Marine Harvest will have to wait until sometime between the end of January and October 2018 to learn whether the new documents it must file with Irish authorities are enough to secure a place for a second farm off Shot Head in County Cork, a site seen as crucial to its growth in Ireland.
During two in a series of public hearings chronicled by The Irish Examiner, opponents to the company’s plans to produce 3,500 tonnes of salmon at the new Bantry Bay site managed to force an expanded environmental assessment out of Marine Harvest Ireland. Now, the Aquaculture Appeals Board appears to have added its own environmental due diligence demands to the company’s license application.
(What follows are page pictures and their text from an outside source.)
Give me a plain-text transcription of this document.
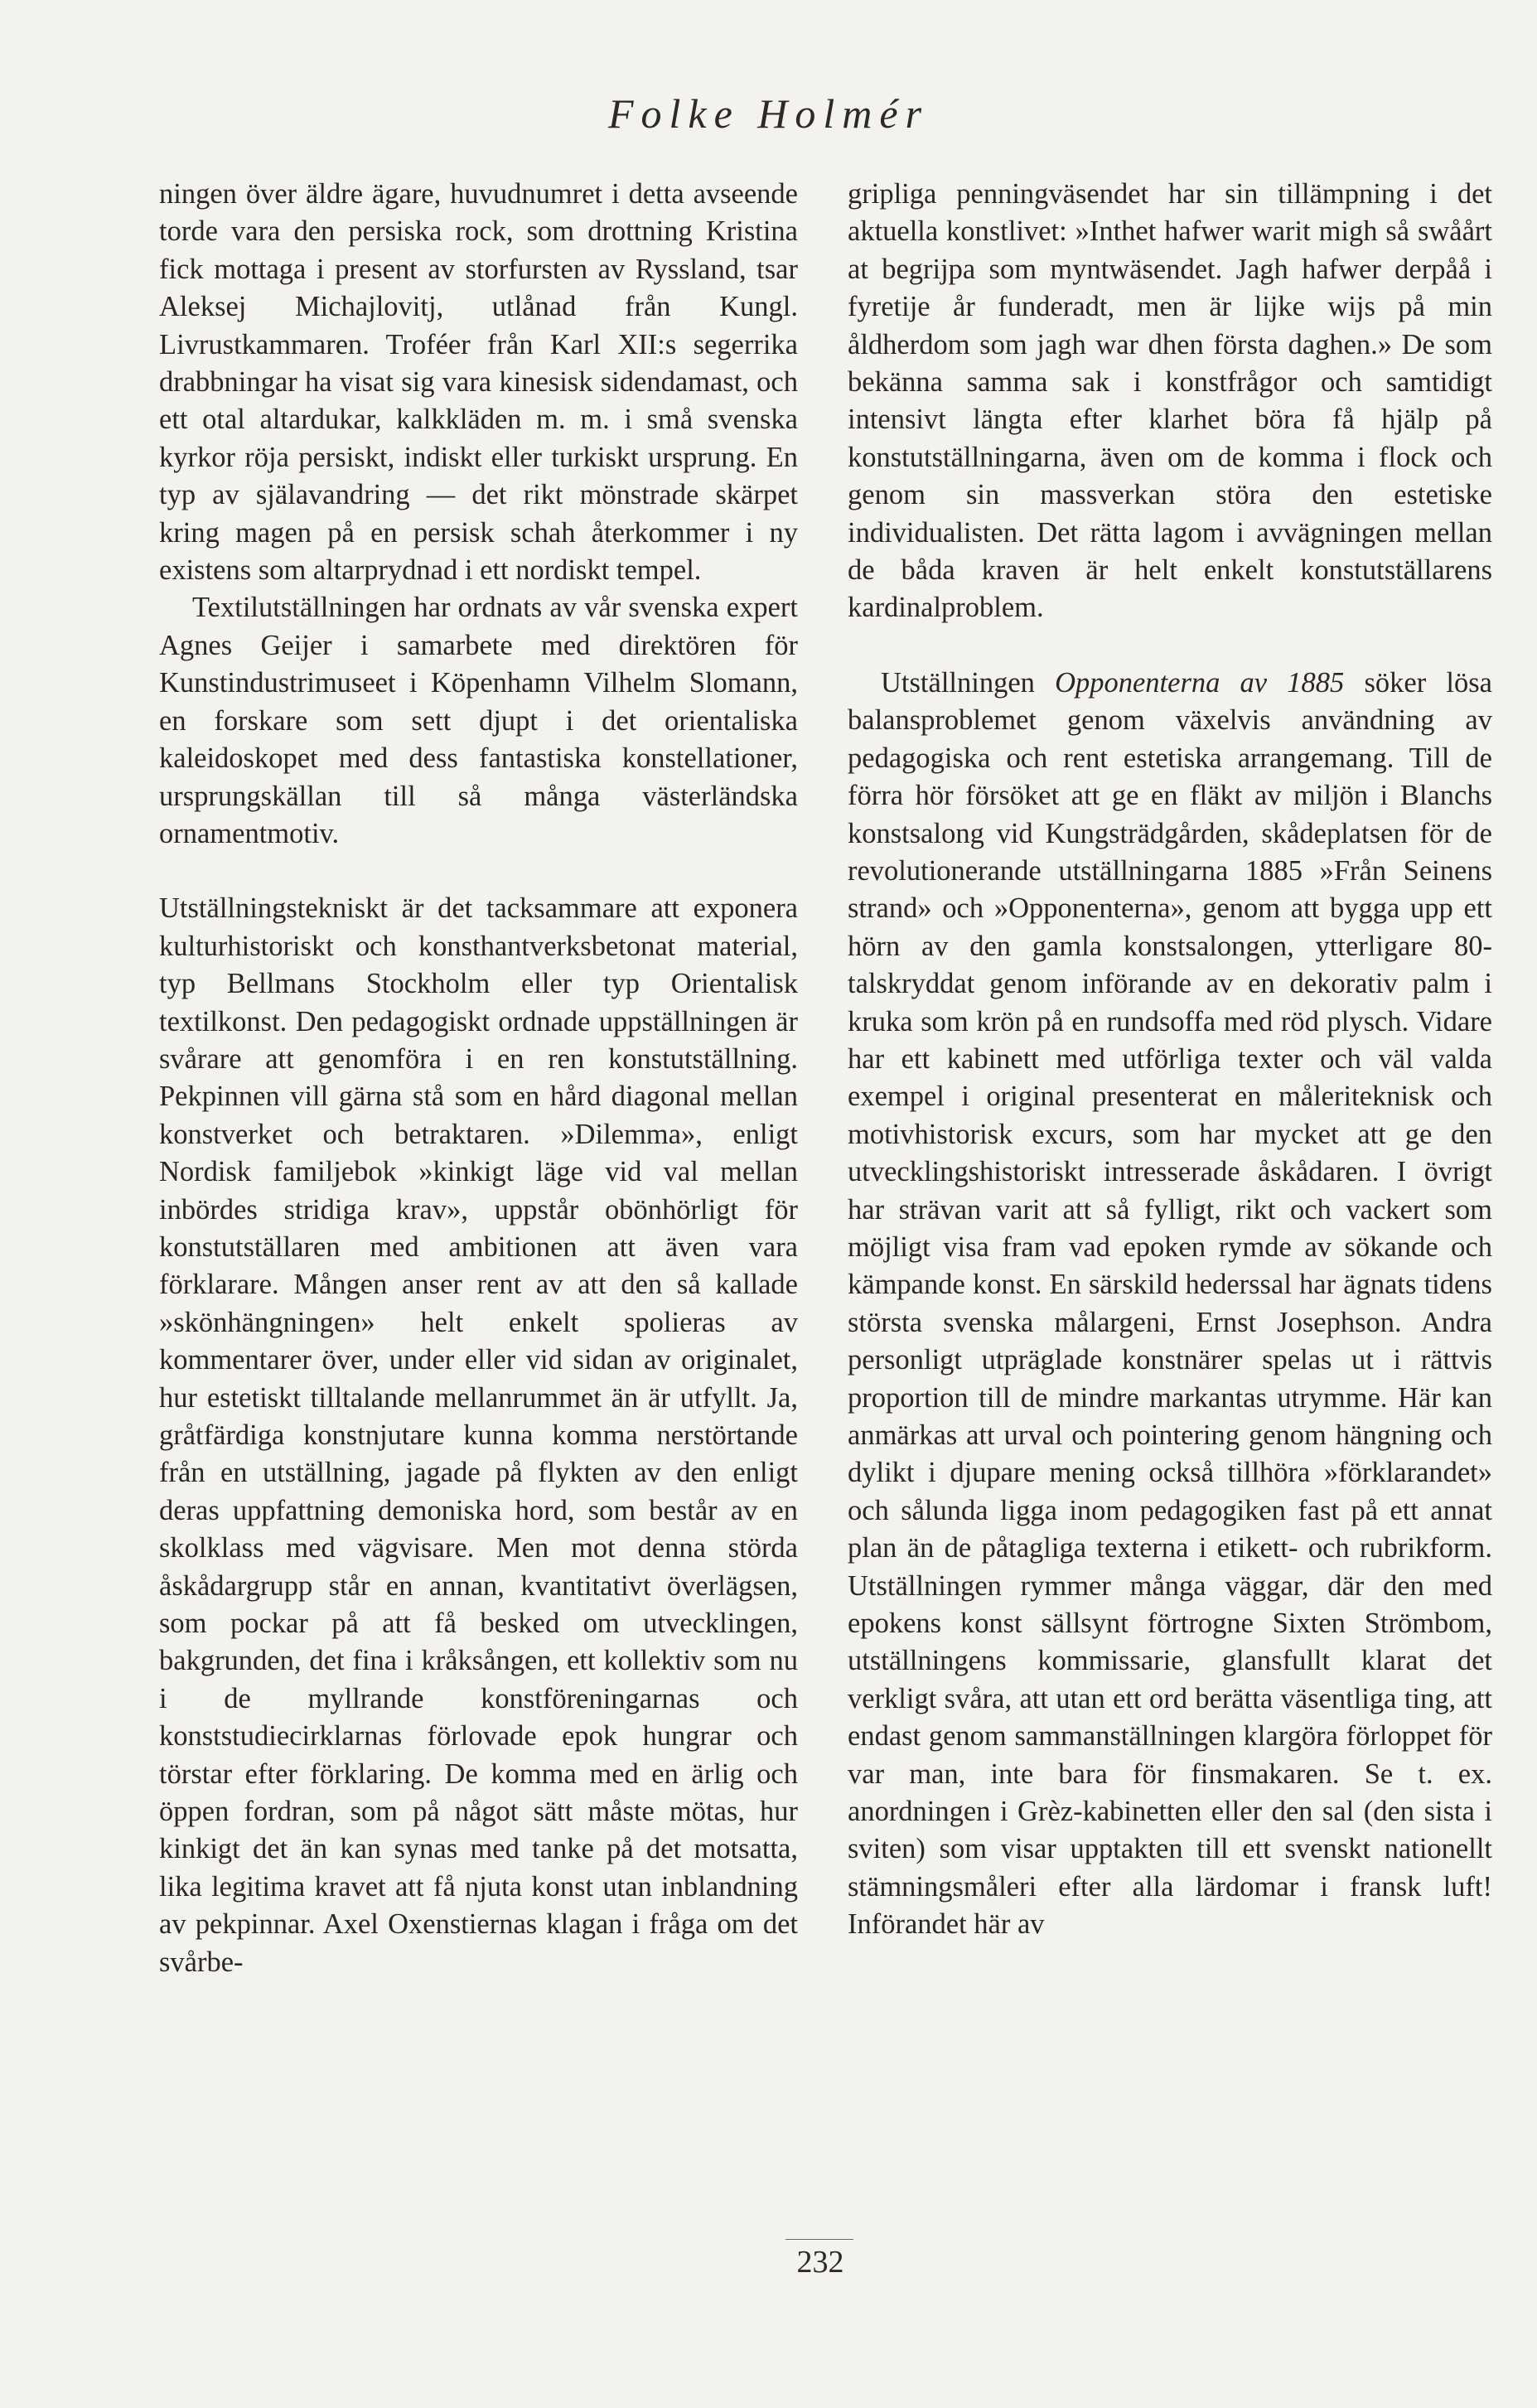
Folke Holmér

ningen över äldre ägare, huvudnumret i detta avseende torde vara den persiska rock, som drottning Kristina fick mottaga i present av storfursten av Ryssland, tsar Aleksej Michajlovitj, utlånad från Kungl. Livrustkammaren. Troféer från Karl XII:s segerrika drabbningar ha visat sig vara kinesisk sidendamast, och ett otal altardukar, kalkkläden m. m. i små svenska kyrkor röja persiskt, indiskt eller turkiskt ursprung. En typ av själavandring — det rikt mönstrade skärpet kring magen på en persisk schah återkommer i ny existens som altarprydnad i ett nordiskt tempel.

Textilutställningen har ordnats av vår svenska expert Agnes Geijer i samarbete med direktören för Kunstindustrimuseet i Köpenhamn Vilhelm Slomann, en forskare som sett djupt i det orientaliska kaleidoskopet med dess fantastiska konstellationer, ursprungskällan till så många västerländska ornamentmotiv.

Utställningstekniskt är det tacksammare att exponera kulturhistoriskt och konsthantverksbetonat material, typ Bellmans Stockholm eller typ Orientalisk textilkonst. Den pedagogiskt ordnade uppställningen är svårare att genomföra i en ren konstutställning. Pekpinnen vill gärna stå som en hård diagonal mellan konstverket och betraktaren. »Dilemma», enligt Nordisk familjebok »kinkigt läge vid val mellan inbördes stridiga krav», uppstår obönhörligt för konstutställaren med ambitionen att även vara förklarare. Mången anser rent av att den så kallade »skönhängningen» helt enkelt spolieras av kommentarer över, under eller vid sidan av originalet, hur estetiskt tilltalande mellanrummet än är utfyllt. Ja, gråtfärdiga konstnjutare kunna komma nerstörtande från en utställning, jagade på flykten av den enligt deras uppfattning demoniska hord, som består av en skolklass med vägvisare. Men mot denna störda åskådargrupp står en annan, kvantitativt överlägsen, som pockar på att få besked om utvecklingen, bakgrunden, det fina i kråksången, ett kollektiv som nu i de myllrande konstföreningarnas och konststudiecirklarnas förlovade epok hungrar och törstar efter förklaring. De komma med en ärlig och öppen fordran, som på något sätt måste mötas, hur kinkigt det än kan synas med tanke på det motsatta, lika legitima kravet att få njuta konst utan inblandning av pekpinnar. Axel Oxenstiernas klagan i fråga om det svårbe-

gripliga penningväsendet har sin tillämpning i det aktuella konstlivet: »Inthet hafwer warit migh så swåårt at begrijpa som myntwäsendet. Jagh hafwer derpåå i fyretije år funderadt, men är lijke wijs på min åldherdom som jagh war dhen första daghen.» De som bekänna samma sak i konstfrågor och samtidigt intensivt längta efter klarhet böra få hjälp på konstutställningarna, även om de komma i flock och genom sin massverkan störa den estetiske individualisten. Det rätta lagom i avvägningen mellan de båda kraven är helt enkelt konstutställarens kardinalproblem.

Utställningen Opponenterna av 1885 söker lösa balansproblemet genom växelvis användning av pedagogiska och rent estetiska arrangemang. Till de förra hör försöket att ge en fläkt av miljön i Blanchs konstsalong vid Kungsträdgården, skådeplatsen för de revolutionerande utställningarna 1885 »Från Seinens strand» och »Opponenterna», genom att bygga upp ett hörn av den gamla konstsalongen, ytterligare 80-talskryddat genom införande av en dekorativ palm i kruka som krön på en rundsoffa med röd plysch. Vidare har ett kabinett med utförliga texter och väl valda exempel i original presenterat en måleriteknisk och motivhistorisk excurs, som har mycket att ge den utvecklingshistoriskt intresserade åskådaren. I övrigt har strävan varit att så fylligt, rikt och vackert som möjligt visa fram vad epoken rymde av sökande och kämpande konst. En särskild hederssal har ägnats tidens största svenska målargeni, Ernst Josephson. Andra personligt utpräglade konstnärer spelas ut i rättvis proportion till de mindre markantas utrymme. Här kan anmärkas att urval och pointering genom hängning och dylikt i djupare mening också tillhöra »förklarandet» och sålunda ligga inom pedagogiken fast på ett annat plan än de påtagliga texterna i etikett- och rubrikform. Utställningen rymmer många väggar, där den med epokens konst sällsynt förtrogne Sixten Strömbom, utställningens kommissarie, glansfullt klarat det verkligt svåra, att utan ett ord berätta väsentliga ting, att endast genom sammanställningen klargöra förloppet för var man, inte bara för finsmakaren. Se t. ex. anordningen i Grèz-kabinetten eller den sal (den sista i sviten) som visar upptakten till ett svenskt nationellt stämningsmåleri efter alla lärdomar i fransk luft! Införandet här av

232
“The Board is now proceeding to seek that additional information,” an official statement said, noting that opponents had sought more info on the dispersal of pollutants and sea lice by ocean tides. The Board wants four other bits of scientific detail from the company.
River controls
They want a risk assessment done for sea lice coming into contact with wild salmon entering and leaving the Dromagowlane and Trafask rivers. Earlier info from the company had reportedly said this risk was only noteworthy if farms were placed right at the mouths of these rivers.
Notes on the impacts of fish-farming on fresh water quality and on otters living in the river are now being sought, as are assessments of the impact on seals and birds living nearby. More info on how shellfish farming might be affected is also demanded.
The Examiner put the Bantry Bay farm’s projected cost at EUR3. 5 million and reported Marine Harvest already has a license for a 16-pen area facility. The new site would be its second in the area and one of eight marine grow-outs — four in the Republic’s north, four in the south — to go with just one processing site at Rinmore.
Shot Head, however, is proving a headache for the company. Its local leadership has been vocal about licensing delays, saying they’re holding harvested volumes back (to about 3,120 t in third-quarter 2017), just as global demand grows. The company’s Irish production fell five percent in 2016 to 8,441 t, although third-quarter 2017 looks no worse for wear, with operational EBIT over the year ago period doubling to EUR3.23 per kilogram.
Biomass offsets
Despite the business zeal, however, the company’s sites have bee plagued by pancreas disease and parasites that have cut growth back. Shot Head appears intended to reverse those losses.
“Unfortunately, we continue to turn away business, as we are finding it impossible to grow even with our existing customers,” MHI managing director, Jan Feenstra, told the newspaper in August before complaining about the pace of licensing which, for its first Bantry Bay site, took a reported four years.
Desperate to grow locally, Feenstra earlier in 2017 penned a EUR 2 million deal with Mannin Bay Salmon Co. Ltd. to jointly grow salmon on sites in Bertraghboy Bay in Galway. The five-year deal was for three crops of salmon to feed its Rinmore Processing Plant in the north.